Re: [RFC] x86, NMI, Treat unknown NMI as hardware error

From: Huang Ying
Date: Thu May 19 2011 - 02:44:27 EST


On 05/17/2011 04:53 PM, Ingo Molnar wrote:
>
> * Huang Ying <ying.huang@xxxxxxxxx> wrote:
>
>> On 05/16/2011 07:29 PM, Ingo Molnar wrote:
>>>
>>> * Don Zickus <dzickus@xxxxxxxxxx> wrote:
>>>
>>>> On Fri, May 13, 2011 at 05:20:33PM +0200, Ingo Molnar wrote:
>>>>>
>>>>> * huang ying <huang.ying.caritas@xxxxxxxxx> wrote:
>>>>>
>>>>>>> What should be done instead is to add an event for unknown NMIs, which can
>>>>>>> then be processed by the RAS daemon to implement policy.
>>>>>>>
>>>>>>> By using 'active' event filters it could even be set on a system to panic
>>>>>>> the box by default.
>>>>>>
>>>>>> If there is real fatal hardware error, maybe we have no luxury to go from NMI
>>>>>> handler to user space RAS daemon to determine what to do. System may explode,
>>>>>> bad data may go to disk before that.
>>>>>
>>>>> That is why i suggested:
>>>>>
>>>>> > > By using 'active' event filters it could even be set on a system to panic
>>>>> > > the box by default.
>>>>>
>>>>> event filters are evaluated in the kernel, so the panic could be instantaneous,
>>>>> without the event having to reach user-space.
>>>>
>>>> Interesting. Question though, what do you mean by 'event filtering'. Is
>>>> that different then setting 'unknown_nmi_panic' panic on the commandline or
>>>> procfs?
>>>>
>>>> Or are you suggesting something like registering another callback on the
>>>> die_chain that looks for DIE_NMIUNKNOWN as the event, swallows them and
>>>> implements the policy?
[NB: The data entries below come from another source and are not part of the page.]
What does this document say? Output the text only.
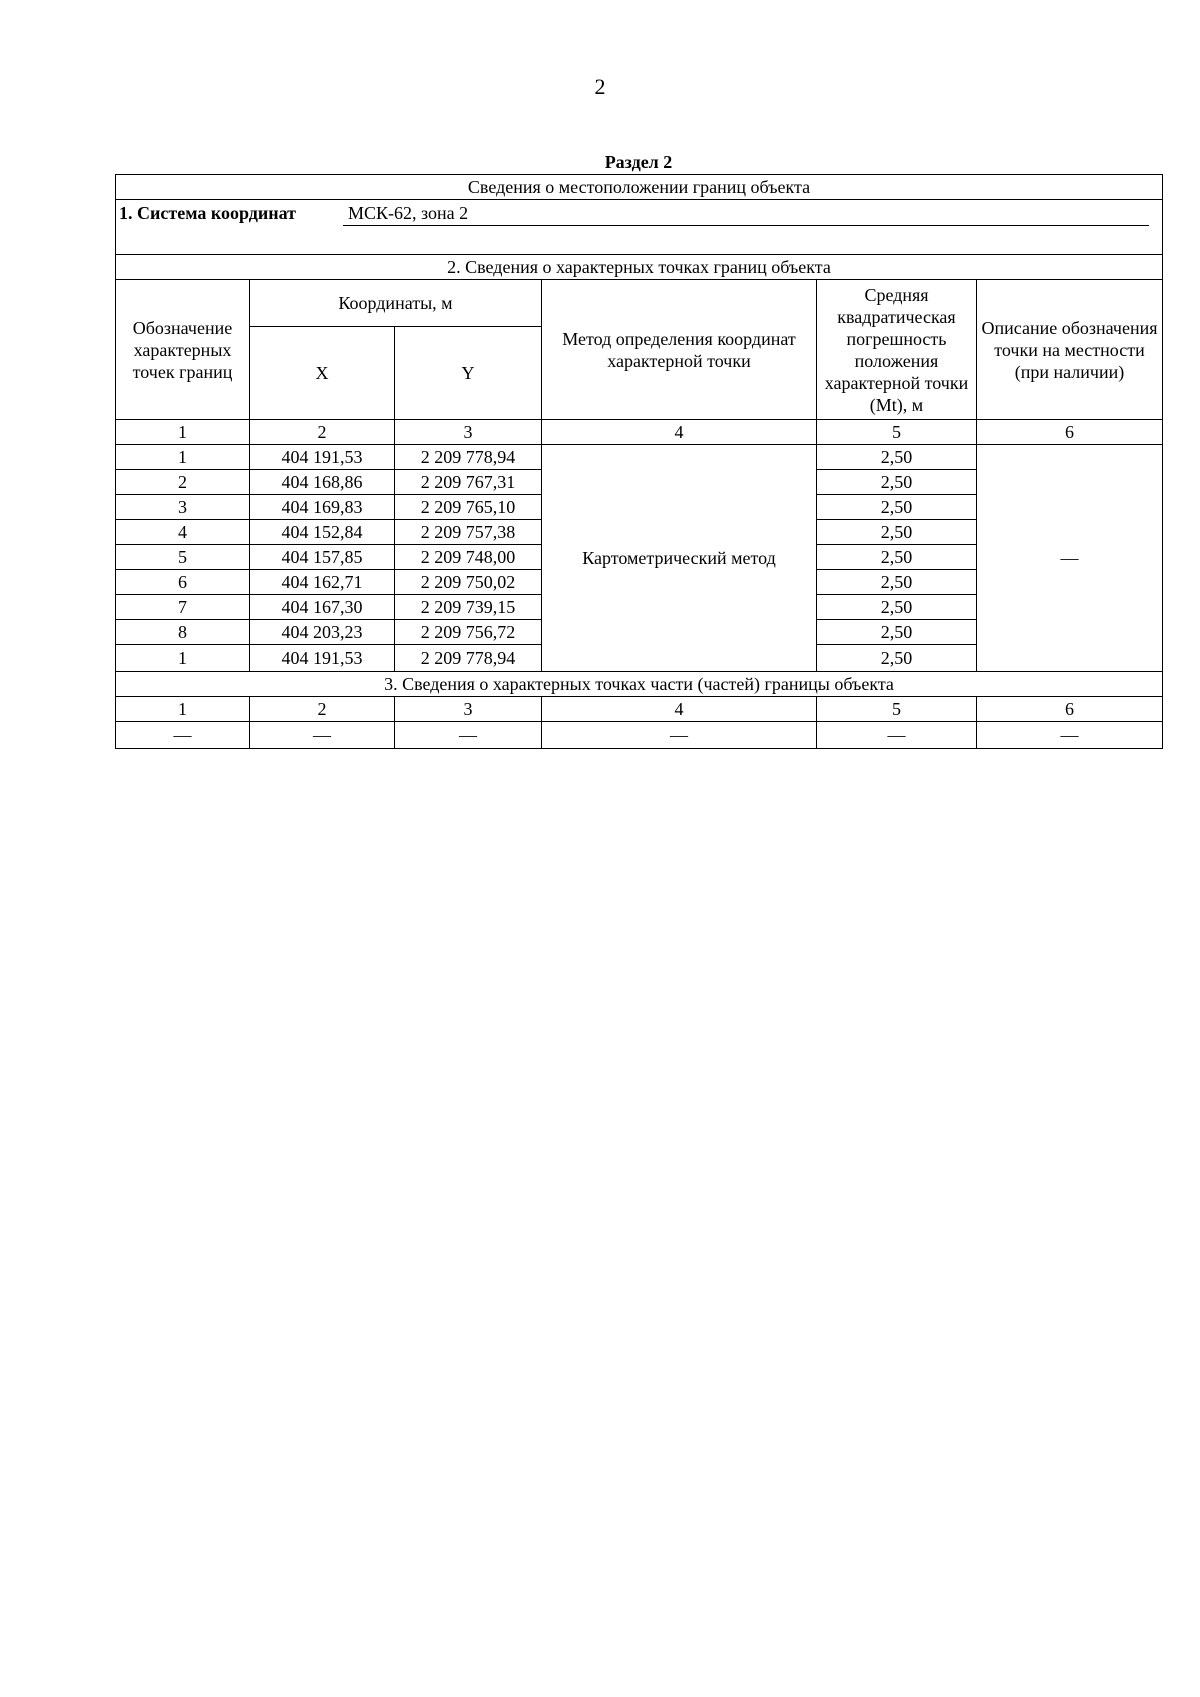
2
Раздел 2
Сведения о местоположении границ объекта					

1. Система координат МСК-62, зона 2					

2. Сведения о характерных точках границ объекта					
Обозначение характерных точек границ	Координаты, м		Метод определения координат характерной точки	Средняя квадратическая погрешность положения характерной точки (Mt), м	Описание обозначения точки на местности (при наличии)
	X	Y			
1	2	3	4	5	6
1	404 191,53	2 209 778,94	Картометрический метод	2,50	—
2	404 168,86	2 209 767,31		2,50	
3	404 169,83	2 209 765,10		2,50	
4	404 152,84	2 209 757,38		2,50	
5	404 157,85	2 209 748,00		2,50	
6	404 162,71	2 209 750,02		2,50	
7	404 167,30	2 209 739,15		2,50	
8	404 203,23	2 209 756,72		2,50	
1	404 191,53	2 209 778,94		2,50	
3. Сведения о характерных точках части (частей) границы объекта					
1	2	3	4	5	6
—	—	—	—	—	—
That way only on HEST related platforms would
>>>> register them while others would keep the default of 'Dazed and confused'
>>>> messages?
>>>
>>> The idea is that "event filters", which are an existing upstream feature and
>>> which can be used in rather flexible ways:
>>>
>>> http://lkml.org/lkml/2011/4/27/660
>>>
>>> Could be used to trigger non-standard policy action as well - such as to panic
>>> the box.
>>>
>>> This would replace various very limited /debugfs and /sys event filtering hacks
>>> (and hardcoded policies) such as arch/x86/kernel/cpu/mcheck/mce-severity.c, and
>>> it would allow nonstandard behavior like 'panic the box on unknown NMIs' as
>>> well.
>>>
>>> This could be set by the RAS daemon, and it could be propagated to the kernel
>>> boot line as well, where event filter syntax would look like this:
>>>
>>> events=nmi::unknown"if (reason == 0) panic();"
>>>
>>> (Where the 'reason' field of the NMI event is the current legacy 'reason' value
>>> there.)
>>>
>>> The filter code would have to be modified to be able to recognize the panic()
>>> bit, but that's desirable anyway and it is a one-time effort.
>>>
>>> This:
>>>
>>> events=nmi::unknown:"if (reason == 0) ignore();"
>>>
>>> would be a possible outcome as well, on certain boxes - to skip certain events.
>>
>> We can determine whether NMI is unknown in kernel now. If you want to push
>> all unknown NMI logic into user space (although I don't think that is the
>> best solution), is it not sufficient that just check system in user space
>> (via PCI ID or DMI ID, etc) and set existing "unknown_nmi_panic" accordingly?
>
> yeah - no need to push the 'reason' if it's not needed.
>
> We want the kernel defaults to be sane - i.e. this is not to 'push' anything to
> user-space in a forced way, this is to make *optional*, different policy action
> possible to configure.

OK. Then, what is the proper default behavior? We think Linux kernel
should treat unknown NMI as hardware error reporting, at least on some
modern machines (via a white list). Do you agree?